Insomma, il fronteggiarsi di un occhio e di una vista ci ricorda da vicino il fatto che lo spettatore è due cose distinte:
- un dato concreto – un recettore – che agisce al di fuori e sopra il film,
- un’istanza astratta – un darsi a vedere e a intendere – che nasce all’interno e per iniziativa del film.
Francisco assume il proprio ruolo partecipando fino in fondo a questa dinamica: egli diventa marca di una destinazione perché sullo schermo si allineano qualcuno che vede e qualcosa che è visto; ma egli diventa marca di una destinazione in coincidenza con uno stacco che separa il soggetto vedente dall’oggetto della visione.

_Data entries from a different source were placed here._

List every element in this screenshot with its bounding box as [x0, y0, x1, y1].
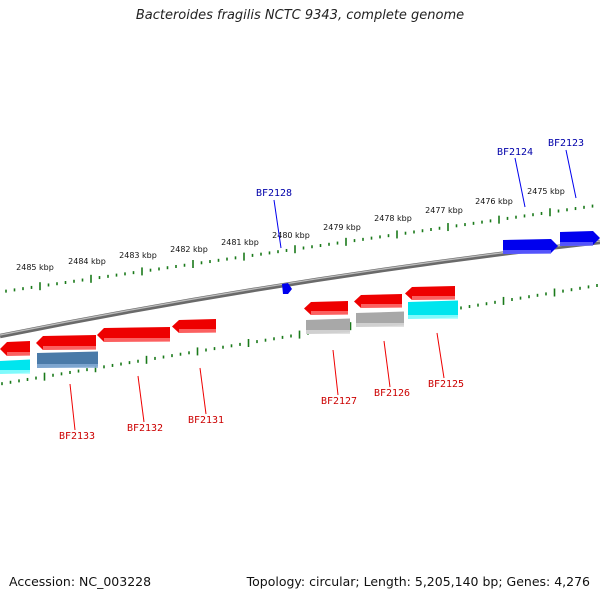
backbone-highlight: [0, 240, 600, 336]
scale-labels: 2475 kbp 2476 kbp 2477 kbp 2478 kbp 2479 kbp…: [16, 187, 565, 272]
gene-bf2125-shade: [412, 296, 455, 300]
callout-line: [383, 340, 391, 388]
gene-bf2124-shade: [503, 250, 551, 254]
gene-features: [0, 231, 600, 374]
gene-label-bf2125: BF2125: [428, 379, 464, 390]
gene-bf2126: [354, 294, 402, 308]
scale-label: 2482 kbp: [170, 245, 208, 254]
feature-cyan-right-shade: [408, 315, 458, 319]
feature-gray-1: [306, 318, 350, 334]
scale-label: 2484 kbp: [68, 257, 106, 266]
callout-line: [69, 383, 76, 431]
gene-bf2134-shade: [7, 352, 30, 356]
scale-label: 2480 kbp: [272, 231, 310, 240]
gene-label-bf2133: BF2133: [59, 431, 95, 442]
map-title: Bacteroides fragilis NCTC 9343, complete…: [135, 8, 465, 23]
scale-label: 2476 kbp: [475, 197, 513, 206]
gene-label-bf2132: BF2132: [127, 423, 163, 434]
gene-label-bf2128: BF2128: [256, 188, 292, 199]
gene-bf2123-shade: [560, 242, 593, 246]
feature-steelblue-body: [37, 351, 98, 368]
gene-bf2133: [36, 335, 96, 350]
gene-label-bf2124: BF2124: [497, 147, 533, 158]
callout-line: [137, 375, 145, 423]
gene-label-bf2123: BF2123: [548, 138, 584, 149]
scale-label: 2475 kbp: [527, 187, 565, 196]
callout-line: [565, 149, 577, 199]
feature-gray-2-shade: [356, 323, 404, 327]
accession-text: Accession: NC_003228: [9, 574, 152, 589]
feature-gray-2: [356, 311, 404, 327]
scale-label: 2479 kbp: [323, 223, 361, 232]
gene-bf2132-shade: [104, 338, 170, 342]
feature-steelblue: [37, 351, 98, 368]
callout-line: [436, 332, 445, 379]
gene-label-bf2127: BF2127: [321, 396, 357, 407]
gene-bf2127: [304, 301, 348, 315]
gene-bf2127-shade: [311, 311, 348, 315]
topology-summary: Topology: circular; Length: 5,205,140 bp…: [246, 574, 590, 589]
gene-label-bf2131: BF2131: [188, 415, 224, 426]
outer-scale-ticks: [5, 204, 594, 293]
callout-line: [332, 349, 339, 396]
scale-label: 2478 kbp: [374, 214, 412, 223]
scale-label: 2477 kbp: [425, 206, 463, 215]
gene-bf2131: [172, 319, 216, 333]
inner-scale-ticks: [1, 283, 598, 386]
gene-bf2131-shade: [179, 329, 216, 333]
gene-bf2126-shade: [361, 304, 402, 308]
scale-label: 2483 kbp: [119, 251, 157, 260]
callout-line: [273, 199, 282, 249]
feature-cyan-right: [408, 300, 458, 319]
callout-line: [514, 157, 526, 208]
gene-bf2125: [405, 286, 455, 300]
gene-label-callouts: BF2123 BF2124 BF2128 BF2125 BF2126 BF2127 BF21…: [59, 138, 584, 442]
feature-steelblue-shade: [37, 364, 98, 368]
gene-bf2133-shade: [43, 346, 96, 350]
gene-bf2123: [560, 231, 600, 246]
callout-line: [199, 367, 207, 415]
gene-bf2134: [0, 341, 30, 356]
feature-gray-1-shade: [306, 330, 350, 334]
scale-label: 2481 kbp: [221, 238, 259, 247]
gene-bf2124: [503, 239, 558, 254]
gene-bf2128: [282, 283, 292, 294]
gene-bf2132: [97, 327, 170, 342]
feature-cyan-left: [0, 359, 30, 374]
scale-label: 2485 kbp: [16, 263, 54, 272]
gene-label-bf2126: BF2126: [374, 388, 410, 399]
feature-cyan-left-shade: [0, 370, 30, 374]
genome-backbone: [0, 239, 600, 339]
feature-cyan-right-body: [408, 300, 458, 319]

Ne deriva che la costruzione di un tu capace di calarsi in un personaggio in campo non porta soltanto ad un confronto con le diverse cose che pesano su un quadro, ma anche all’individuazione di una frattura che pesa sul visibile, e quindi alla consapevolezza di una dimensione che eccede le immagini e i suoni: un destinatario in scena non costituisce soltanto un nodo a cui si legano tutti i fili della rappresentazione, ma anche una figura che viene tenuta lontana dal centro del suo interesse, e quindi un segno della distanza che si interpone tra chi siede nella sala e quanto gli appare davanti. Insomma, all’obbligo già notato della relazionalità si aggiunge adesso la scoperta di un versante sfuggente, e il situarsi del punto d’ascolto incrocia un altrove radicale.